"Forget them, Wendy. Forget them all. Come with me where you'll never, never have to worry about grown up things again.", sabi ni peter
"never is an awfully long time...", sagot ni wendy.
grabe, crush ko talaga si peter pan (and no, not because he's a kid, jb, pam, and the rest of you). he's one of those guys that you wish really existed. i remember religiously watching the cartoon series on abs-cbn and dreaming of being wendy. being wendy, i'd be able to fly (cheese), tell stories to gaping little kids (which i still do, sometimes. but in a different, more deceptive context) and be worshipped like a goddess for every little thing i do (oh yes.)
it's fun to remember those days when fun was about tv and spaghetti. just hand me the remote and shove food into my mouth every so often and i'm good and kept silent for an indefinite amount of time. sometimes i wish i were stuck in neverland as well. not only would i have a whole island's worth of adoration, i'd never have to worry about the idiosyncrasies of adulthood either. but like wendy said, never is an awfully long time. unique as i like to think of myself, i too, have to grow up along with the other unfortunate souls of my age. otherwise, the leadership of this country will be left to the incompetent forever, and forever is even more awful than never.
much as i loved Peter Pan, the movie left me depressed and sullen (in fact, as i write this entry i still have that sinking feeling in my stomach). why on earth didn't they just end that story with peter pan being the long lost child of mr. darling's boss and then marry wendy when they grow up? onga naman. the problem's with the growing up party. peter pan is never to grow up, otherwise kids of future generations wouldn't have him to dream about anymore. how selfish of me.
anyway, here are some of the memorable lines from the movie:Captain Hook: If I were you, I'd give up.
Peter: If you were me, I'd be ugly.
Peter: I want always to be a boy, and have fun.
Wendy: You say so, Peter, but I think it is your biggest pretend.
Wendy: Surely you must have felt love once for something... or someone.
Peter: Never.
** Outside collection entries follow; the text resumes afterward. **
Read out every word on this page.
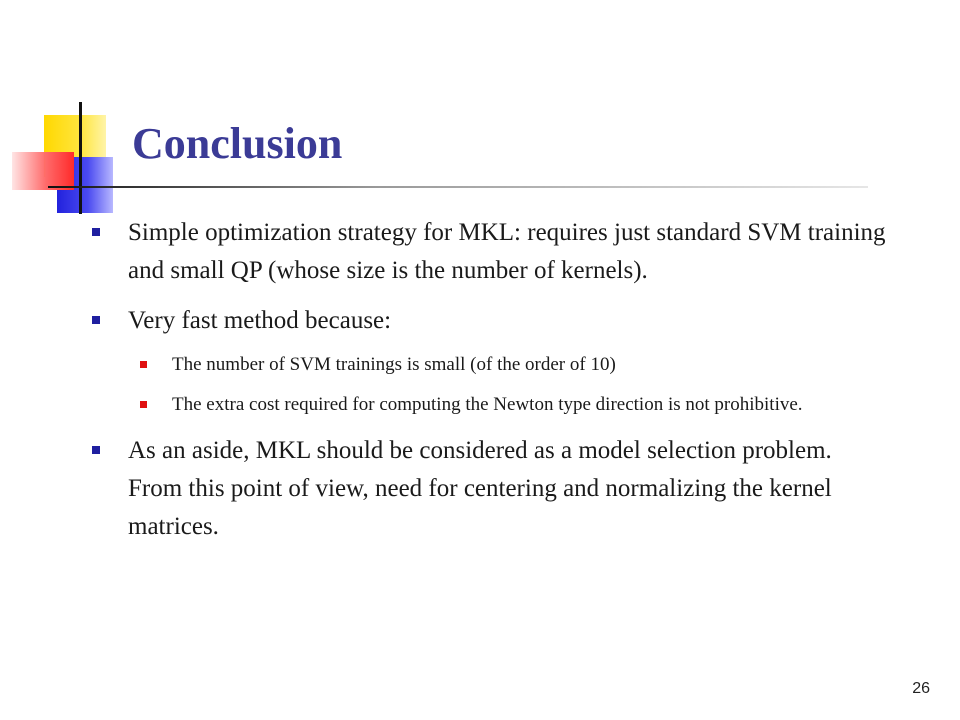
Conclusion
Simple optimization strategy for MKL: requires just standard SVM training and small QP (whose size is the number of kernels).
Very fast method because:
The number of SVM trainings is small (of the order of 10)
The extra cost required for computing the Newton type direction is not prohibitive.
As an aside, MKL should be considered as a model selection problem. From this point of view, need for centering and normalizing the kernel matrices.
26
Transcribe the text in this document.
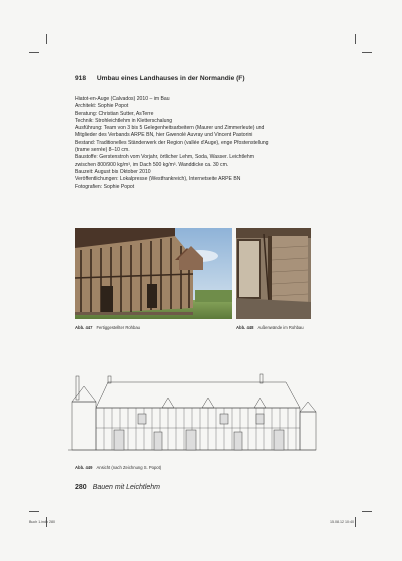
918 Umbau eines Landhauses in der Normandie (F)

Hiatot-en-Auge (Calvados) 2010 – im Bau

Architekt: Sophie Popot

Beratung: Christian Sutter, AsTerre

Technik: Strohleichtlehm in Kletterschalung

Ausführung: Team von 3 bis 5 Gelegenheitsarbeitern (Maurer und Zimmerleute) und

Mitglieder des Verbands ARPE BN, hier Gwenolé Auvray und Vincent Pastorini

Bestand: Traditionelles Ständerwerk der Region (vallée d'Auge), enge Pfostenstellung

(trame serrée) 8–10 cm.

Baustoffe: Gerstenstroh vom Vorjahr, örtlicher Lehm, Soda, Wasser. Leichtlehm

zwischen 800/900 kg/m³, im Dach 500 kg/m³. Wanddicke ca. 30 cm.

Bauzeit: August bis Oktober 2010

Veröffentlichungen: Lokalpresse (Westfrankreich), Internetseite ARPE BN

Fotografien: Sophie Popot

Abb. 447 Fertiggestellter Rohbau	Abb. 448 Außenwände im Rohbau
Abb. 449 Ansicht (nach Zeichnung S. Popot)
280 Bauen mit Leichtlehm
Buch 1.indb 280	15.08.12 10:40
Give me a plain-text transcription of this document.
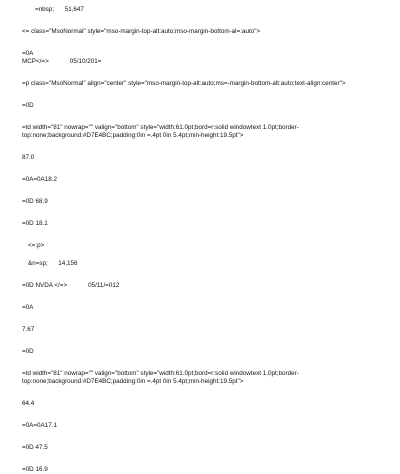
=nbsp;      51,647

<= class="MsoNormal" style="mso-margin-top-alt:auto;mso-margin-bottom-al=:auto">

=0A

MCP</=>            05/10/201=

=p class="MsoNormal" align="center" style="mso-margin-top-alt:auto;ms=-margin-bottom-alt:auto;text-align:center">

=0D

=td width="81" nowrap="" valign="bottom" style="width:61.0pt;bord=r:solid windowtext 1.0pt;border-top:none;background:#D7E4BC;padding:0in =.4pt 0in 5.4pt;min-height:19.5pt">

87.0

=0A=0A18.2

=0D 68.9

=0D 18.1

<=:p>

&n=sp;      14,156

=0D NVDA </=>            05/11/=012

=0A

7.67

=0D

=td width="81" nowrap="" valign="bottom" style="width:61.0pt;bord=r:solid windowtext 1.0pt;border-top:none;background:#D7E4BC;padding:0in =.4pt 0in 5.4pt;min-height:19.5pt">

64.4

=0A=0A17.1

=0D 47.5

=0D 16.9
Even the sound of it offends me.
[Wendy tries to touch his face, and he jumps away]
Peter: Why do you have to spoil everything? We have fun, don't we? I taught you to fly and to fight. What more could there be?
Wendy: There is so much more.
Peter: What? What else is there?
Wendy: I don't know. I guess it becomes clearer when you grow up.
Peter: Well, I will not grow up. You can not make me.
Wendy: Yes but he was rather lonely.
Hook: Lonely. He needed a Wendy.
Hook: A kiss. He does feel. He feels for you.
Hook: What of Pan? Would unhappy thoughts bring him down?
Wendy: He has no unhappy thoughts.
Peter: Then leave. And take your feelings with you.
Wendy: Peter... I should like to give you a kiss.
[Peter holds his hand out]
Wendy: Don't you know what a kiss is?
Peter: I shall know when you give me one.
Slightly: I remember kisses, let me see. Aye, that is a kiss. A powerful thing.
Mrs. Darling: There are many different kinds of bravery. There's the bravery of thinking of others before one's self. Now, your father has never brandished a sword nor... nor fired a pistol, thank heavens. But he has made many sacrifices for his family, and put away many dreams.
Michael: Where did he put them?
Mrs. Darling: He put them in a drawer. And sometimes, late at night, we take them out and admire them. But it gets harder and harder to close the drawer... and he does. And that is why he is brave.
Peter: Wendy? One girl's worth more than 20 boys.
Peter: Girls are much to clever to fall out of their prams.
Wendy: This belongs to you, and always will.
Hook: Pan... you're pink.
wow. i must have really loved Peter Pan.